# NBA Players Statistics Brochure

The goal of this project is to create a PDF brochure with career statistics and earnings for a given NBA player. 

The brochure contains the following information: 

- name,
- position,
- nationality,
- when was drafted ,
- total years in the NBA,
- logo of the current team (last team played for if retired),
- average points per year,
- average assists per year,
- average rebounds per year ,
- earnings per year.

The statistics is obtained from Spotrac.com website. Only data after 2011 is available.
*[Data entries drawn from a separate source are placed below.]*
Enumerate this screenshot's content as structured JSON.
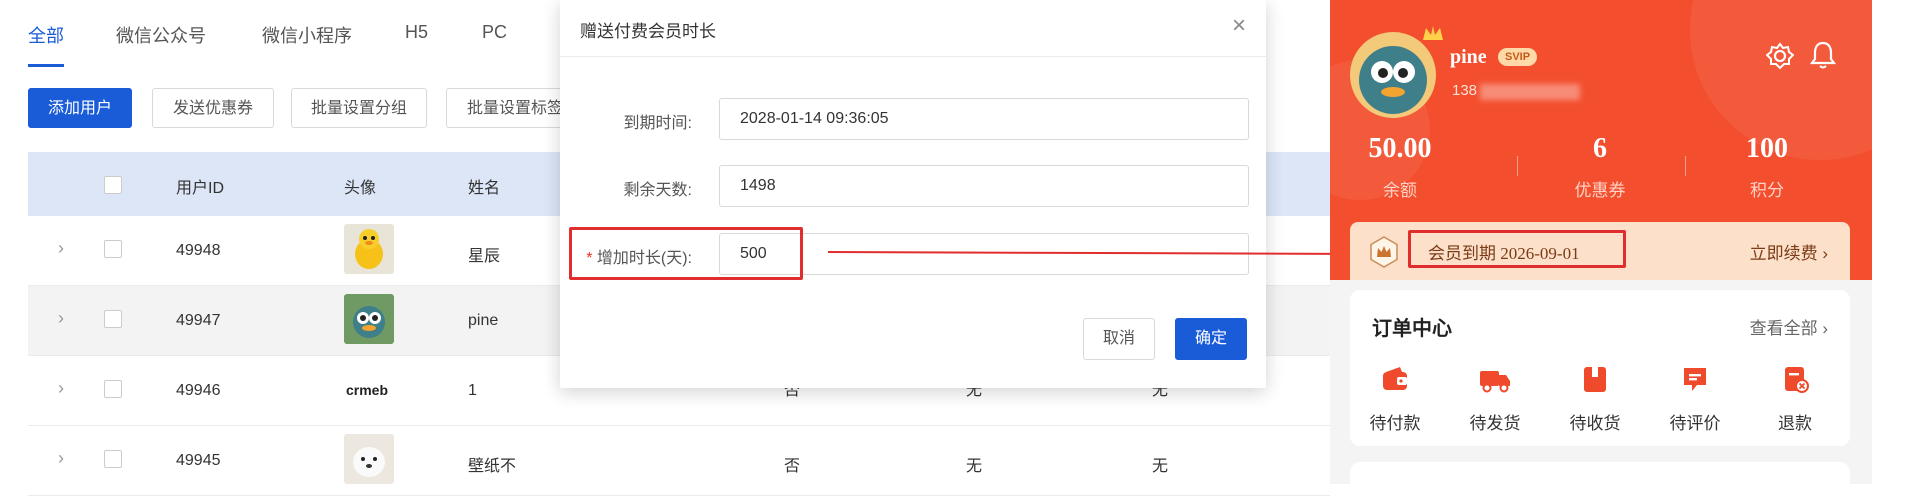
{
  "tabs": [
    "全部",
    "微信公众号",
    "微信小程序",
    "H5",
    "PC"
  ],
  "toolbar": {
    "add_user": "添加用户",
    "send_coupon": "发送优惠券",
    "batch_group": "批量设置分组",
    "batch_tag": "批量设置标签"
  },
  "table": {
    "headers": {
      "id": "用户ID",
      "avatar": "头像",
      "name": "姓名"
    },
    "rows": [
      {
        "id": "49948",
        "name": "星辰",
        "col4": "",
        "col5": "",
        "col6": ""
      },
      {
        "id": "49947",
        "name": "pine",
        "col4": "",
        "col5": "",
        "col6": ""
      },
      {
        "id": "49946",
        "name": "1",
        "col4": "否",
        "col5": "无",
        "col6": "无",
        "avatar_text": "crmeb"
      },
      {
        "id": "49945",
        "name": "壁纸不",
        "col4": "否",
        "col5": "无",
        "col6": "无"
      }
    ]
  },
  "dialog": {
    "title": "赠送付费会员时长",
    "close": "×",
    "expire_label": "到期时间:",
    "expire_value": "2028-01-14 09:36:05",
    "remain_label": "剩余天数:",
    "remain_value": "1498",
    "add_label_star": "*",
    "add_label": "增加时长(天):",
    "add_value": "500",
    "cancel": "取消",
    "confirm": "确定"
  },
  "phone": {
    "username": "pine",
    "svip": "SVIP",
    "phone": "138",
    "stats": [
      {
        "value": "50.00",
        "label": "余额"
      },
      {
        "value": "6",
        "label": "优惠券"
      },
      {
        "value": "100",
        "label": "积分"
      }
    ],
    "member_expire": "会员到期 2026-09-01",
    "renew": "立即续费",
    "order_center": "订单中心",
    "view_all": "查看全部",
    "orders": [
      {
        "label": "待付款",
        "icon": "wallet-icon"
      },
      {
        "label": "待发货",
        "icon": "truck-icon"
      },
      {
        "label": "待收货",
        "icon": "box-icon"
      },
      {
        "label": "待评价",
        "icon": "comment-icon"
      },
      {
        "label": "退款",
        "icon": "refund-icon"
      }
    ]
  },
  "colors": {
    "primary": "#1a5bd8",
    "hero": "#f34f2f",
    "highlight": "#e02e2e",
    "order_icon": "#f04a2c"
  }
}
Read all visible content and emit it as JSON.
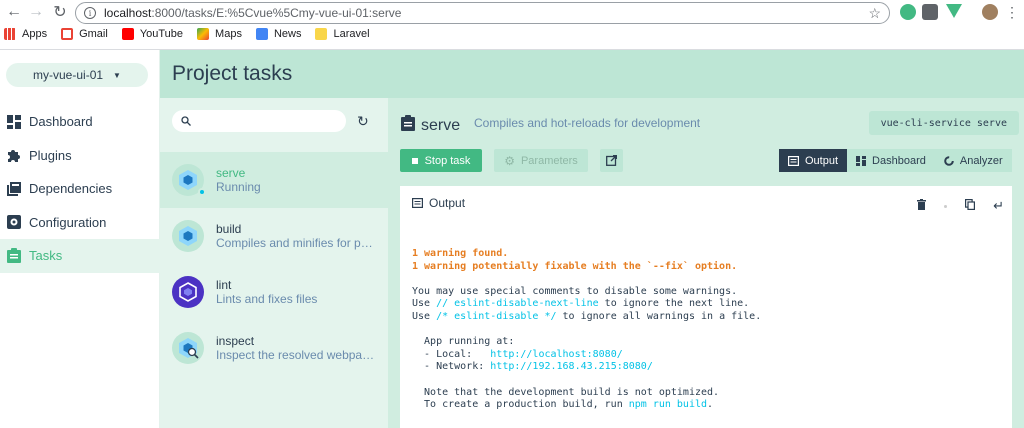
{
  "browser": {
    "url_host": "localhost",
    "url_path": ":8000/tasks/E:%5Cvue%5Cmy-vue-ui-01:serve",
    "bookmarks": [
      {
        "label": "Apps",
        "icon": "apps-grid-icon"
      },
      {
        "label": "Gmail",
        "icon": "gmail-icon"
      },
      {
        "label": "YouTube",
        "icon": "youtube-icon"
      },
      {
        "label": "Maps",
        "icon": "maps-icon"
      },
      {
        "label": "News",
        "icon": "news-icon"
      },
      {
        "label": "Laravel",
        "icon": "folder-icon"
      }
    ]
  },
  "sidebar": {
    "project": "my-vue-ui-01",
    "items": [
      {
        "label": "Dashboard",
        "icon": "dashboard-icon"
      },
      {
        "label": "Plugins",
        "icon": "puzzle-icon"
      },
      {
        "label": "Dependencies",
        "icon": "library-icon"
      },
      {
        "label": "Configuration",
        "icon": "settings-icon"
      },
      {
        "label": "Tasks",
        "icon": "clipboard-icon"
      }
    ]
  },
  "header": {
    "title": "Project tasks"
  },
  "tasks": [
    {
      "name": "serve",
      "desc": "Running"
    },
    {
      "name": "build",
      "desc": "Compiles and minifies for production"
    },
    {
      "name": "lint",
      "desc": "Lints and fixes files"
    },
    {
      "name": "inspect",
      "desc": "Inspect the resolved webpack config"
    }
  ],
  "details": {
    "name": "serve",
    "desc": "Compiles and hot-reloads for development",
    "command": "vue-cli-service serve",
    "stop_label": "Stop task",
    "params_label": "Parameters",
    "tabs": [
      "Output",
      "Dashboard",
      "Analyzer"
    ],
    "output_title": "Output"
  },
  "console": {
    "warn1": "1 warning found.",
    "warn2": "1 warning potentially fixable with the `--fix` option.",
    "l1": "You may use special comments to disable some warnings.",
    "l2a": "Use ",
    "l2b": "// eslint-disable-next-line",
    "l2c": " to ignore the next line.",
    "l3a": "Use ",
    "l3b": "/* eslint-disable */",
    "l3c": " to ignore all warnings in a file.",
    "l4": "  App running at:",
    "l5a": "  - Local:   ",
    "l5b": "http://localhost:8080/",
    "l6a": "  - Network: ",
    "l6b": "http://192.168.43.215:8080/",
    "l7": "  Note that the development build is not optimized.",
    "l8a": "  To create a production build, run ",
    "l8b": "npm run build",
    "l8c": "."
  }
}
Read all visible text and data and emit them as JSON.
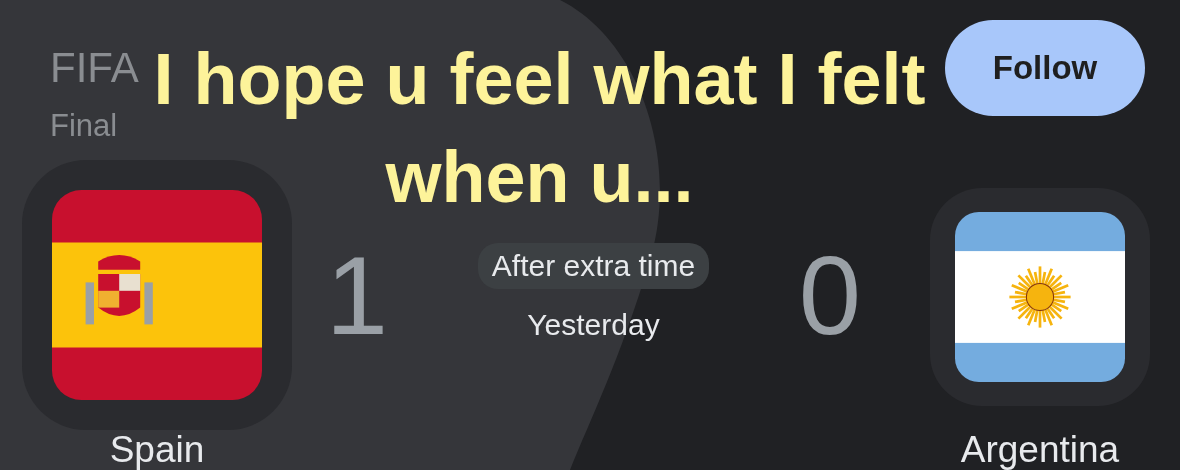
{
  "competition": {
    "title": "FIFA",
    "stage": "Final"
  },
  "follow_button": {
    "label": "Follow"
  },
  "match": {
    "home": {
      "name": "Spain",
      "score": "1"
    },
    "status": "After extra time",
    "date": "Yesterday",
    "away": {
      "name": "Argentina",
      "score": "0"
    }
  },
  "caption": {
    "text": "I hope u feel what I felt when u..."
  }
}
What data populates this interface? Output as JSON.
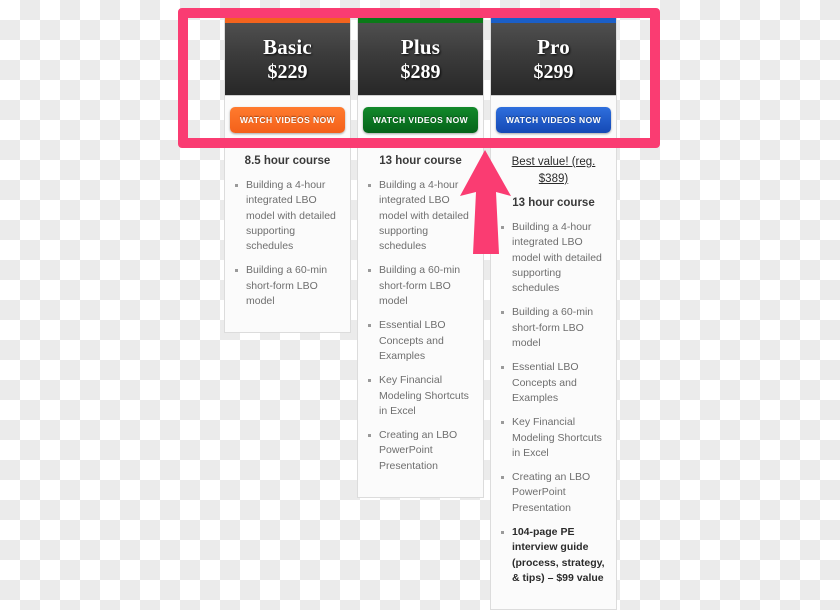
{
  "annotation": {
    "highlight_color": "#fa3c72",
    "arrow_color": "#fa3c72",
    "highlight_label": "highlight-rectangle-around-plans-and-buttons",
    "arrow_label": "up-arrow-pointing-to-pro-button"
  },
  "plans": [
    {
      "id": "basic",
      "name": "Basic",
      "price": "$229",
      "accent": "#f4641e",
      "cta": "WATCH VIDEOS NOW",
      "best_value": "",
      "course": "8.5 hour course",
      "features": [
        {
          "text": "Building a 4-hour integrated LBO model with detailed supporting schedules",
          "bold": false
        },
        {
          "text": "Building a 60-min short-form LBO model",
          "bold": false
        }
      ]
    },
    {
      "id": "plus",
      "name": "Plus",
      "price": "$289",
      "accent": "#0b7a18",
      "cta": "WATCH VIDEOS NOW",
      "best_value": "",
      "course": "13 hour course",
      "features": [
        {
          "text": "Building a 4-hour integrated LBO model with detailed supporting schedules",
          "bold": false
        },
        {
          "text": "Building a 60-min short-form LBO model",
          "bold": false
        },
        {
          "text": "Essential LBO Concepts and Examples",
          "bold": false
        },
        {
          "text": "Key Financial Modeling Shortcuts in Excel",
          "bold": false
        },
        {
          "text": "Creating an LBO PowerPoint Presentation",
          "bold": false
        }
      ]
    },
    {
      "id": "pro",
      "name": "Pro",
      "price": "$299",
      "accent": "#1b5fc8",
      "cta": "WATCH VIDEOS NOW",
      "best_value": "Best value! (reg. $389)",
      "course": "13 hour course",
      "features": [
        {
          "text": "Building a 4-hour integrated LBO model with detailed supporting schedules",
          "bold": false
        },
        {
          "text": "Building a 60-min short-form LBO model",
          "bold": false
        },
        {
          "text": "Essential LBO Concepts and Examples",
          "bold": false
        },
        {
          "text": "Key Financial Modeling Shortcuts in Excel",
          "bold": false
        },
        {
          "text": "Creating an LBO PowerPoint Presentation",
          "bold": false
        },
        {
          "text": "104-page PE interview guide (process, strategy, & tips) – $99 value",
          "bold": true
        }
      ]
    }
  ]
}
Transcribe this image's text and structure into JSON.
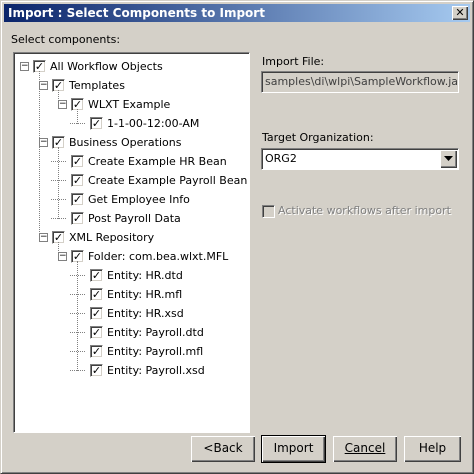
{
  "window": {
    "title": "Import : Select Components to Import",
    "close_label": "✕"
  },
  "left": {
    "select_label": "Select components:"
  },
  "tree": [
    {
      "label": "All Workflow Objects",
      "checked": true
    },
    {
      "label": "Templates",
      "checked": true
    },
    {
      "label": "WLXT Example",
      "checked": true
    },
    {
      "label": "1-1-00-12:00-AM",
      "checked": true
    },
    {
      "label": "Business Operations",
      "checked": true
    },
    {
      "label": "Create Example HR Bean",
      "checked": true
    },
    {
      "label": "Create Example Payroll Bean",
      "checked": true
    },
    {
      "label": "Get Employee Info",
      "checked": true
    },
    {
      "label": "Post Payroll Data",
      "checked": true
    },
    {
      "label": "XML Repository",
      "checked": true
    },
    {
      "label": "Folder: com.bea.wlxt.MFL",
      "checked": true
    },
    {
      "label": "Entity: HR.dtd",
      "checked": true
    },
    {
      "label": "Entity: HR.mfl",
      "checked": true
    },
    {
      "label": "Entity: HR.xsd",
      "checked": true
    },
    {
      "label": "Entity: Payroll.dtd",
      "checked": true
    },
    {
      "label": "Entity: Payroll.mfl",
      "checked": true
    },
    {
      "label": "Entity: Payroll.xsd",
      "checked": true
    }
  ],
  "expander_symbol": "−",
  "check_symbol": "✓",
  "right": {
    "import_file_label": "Import File:",
    "import_file_value": "samples\\di\\wlpi\\SampleWorkflow.jar",
    "target_org_label": "Target Organization:",
    "target_org_value": "ORG2",
    "activate_label": "Activate workflows after import",
    "activate_checked": false,
    "activate_enabled": false
  },
  "buttons": {
    "back": "<Back",
    "import": "Import",
    "cancel": "Cancel",
    "help": "Help"
  },
  "colors": {
    "title_start": "#0a246a",
    "title_end": "#a6caf0",
    "face": "#d4d0c8",
    "disabled_text": "#808080"
  }
}
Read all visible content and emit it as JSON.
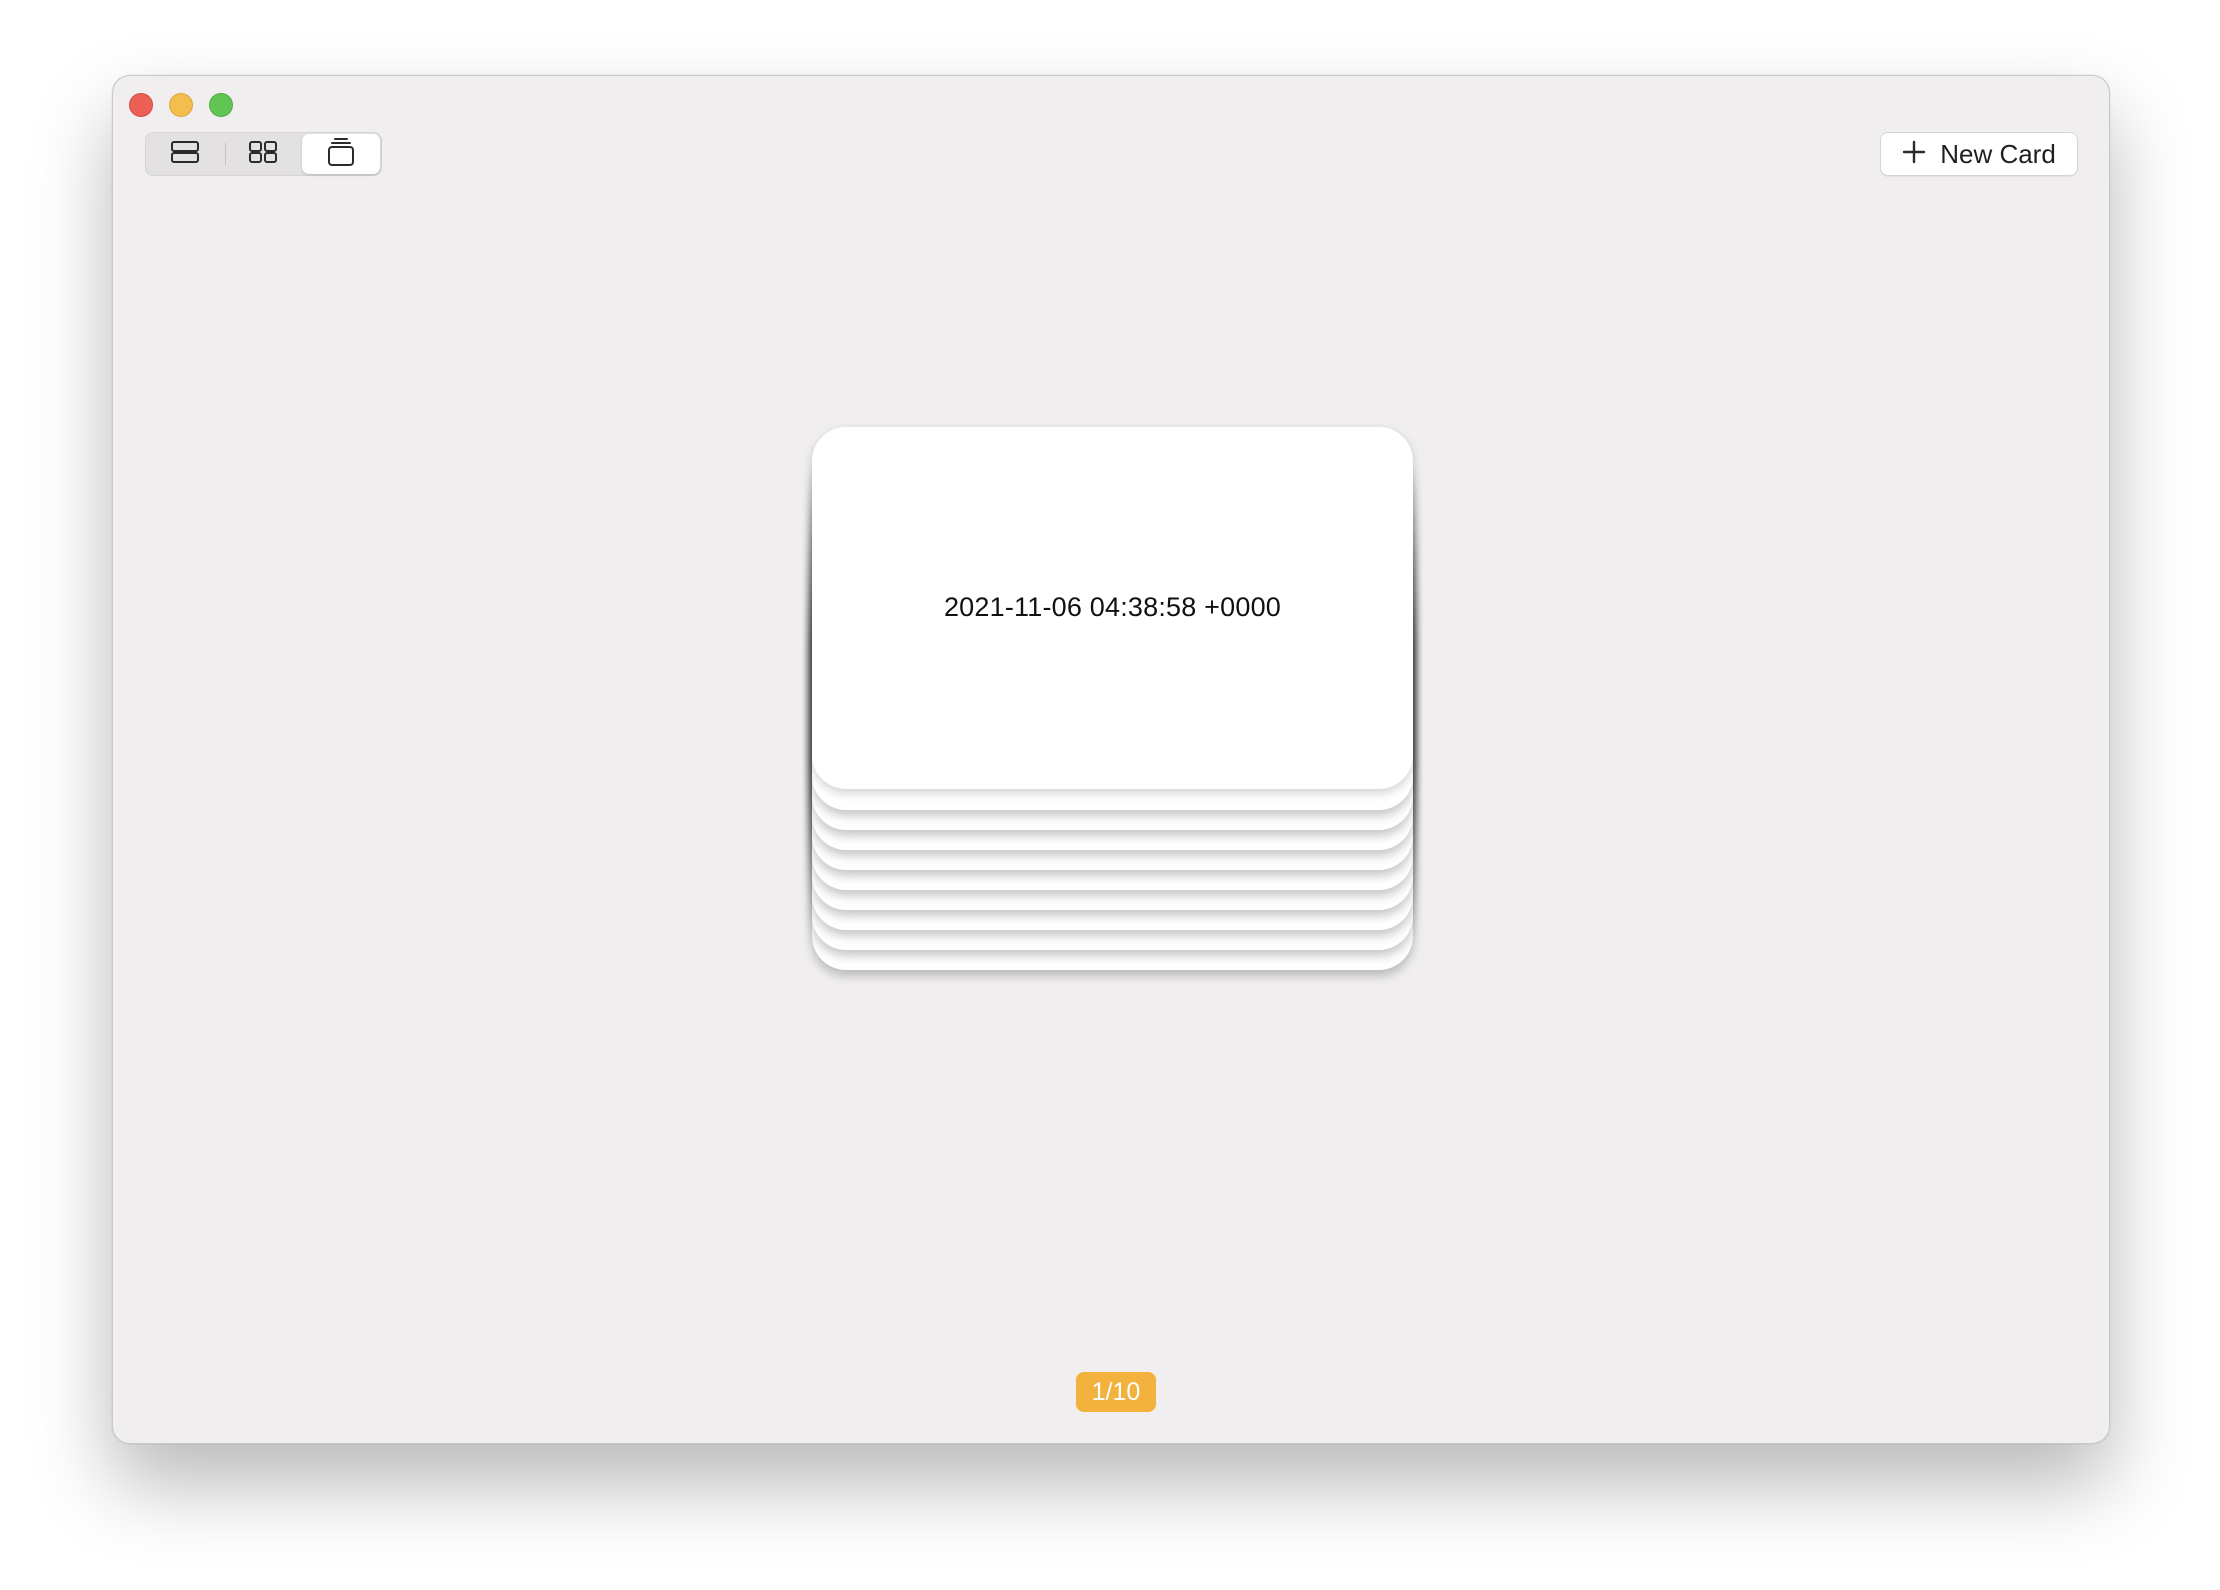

The logos were downloaded from ESPN.com.


## Description

The project is done in two steps. First we download all the necessary data, and then create the brochure using that data.

### Collecting the data

The data is obtained from Spotrac.com using  **BeautifulSoup** Python library.

The following function is used to collect the data and store it in a CSV file.

Libraries used:

In [1]:
import pandas as pd
import urllib.request
from bs4 import BeautifulSoup

Before moving on to the function itself, we need to define just one helper function that cleans out the data in case a players has more than one source of income for a given year.

In [2]:
def clean_salary_entries(salary):
    """ Sums up all the income because sometimes players have retained earnings."""
    sal = salary.replace(',', '').split('$')
    sal = [int(s) for s in sal if s != '']
    return '$' + f"{sum(sal):,}"

The function accepts player's name as a parameter. It uses that name to search for that player's page using Spotrac internal search engine. If only one player with that name exists, we go directly to the page. If there are several players with that name, we choose the first one, since that is usually the most famous player, and we assume he is the one we are looking for.   

In [None]:
def download_stats(player):
    """ Collects stats and salary information for a player from Spotrac website as
    of 2024. Only stats after 2011 are available."""    
    # Step 1. Get players ID on Spotrac.
    player_name = player.lower().replace(' ', '+')

    page = urllib.request.urlopen(f"https://www.spotrac.com/search?q={player_name}")
    soup = BeautifulSoup(page, "html.parser")
    rows = soup.find_all("a", class_="list-group-item")

    players_page = ''
    if len(rows) > 0:
        id = rows[0]['href'].split('/')[-1]
        players_page = f"https://www.spotrac.com/nba/player/statistics/_/id/{id}"
    else:
        players_page = f"https://www.spotrac.com/search?q={player_name}"

First, we get all the earnings of the player since 2011 per year. Spotrac has the salary information before year 2011 also, but not the statistcs before that year. In order for the data to be consistent with subsequent info, we delete all the earnings information before 2011.

In [None]:
    # Step 2. Get salaries.
    page = urllib.request.urlopen(players_page)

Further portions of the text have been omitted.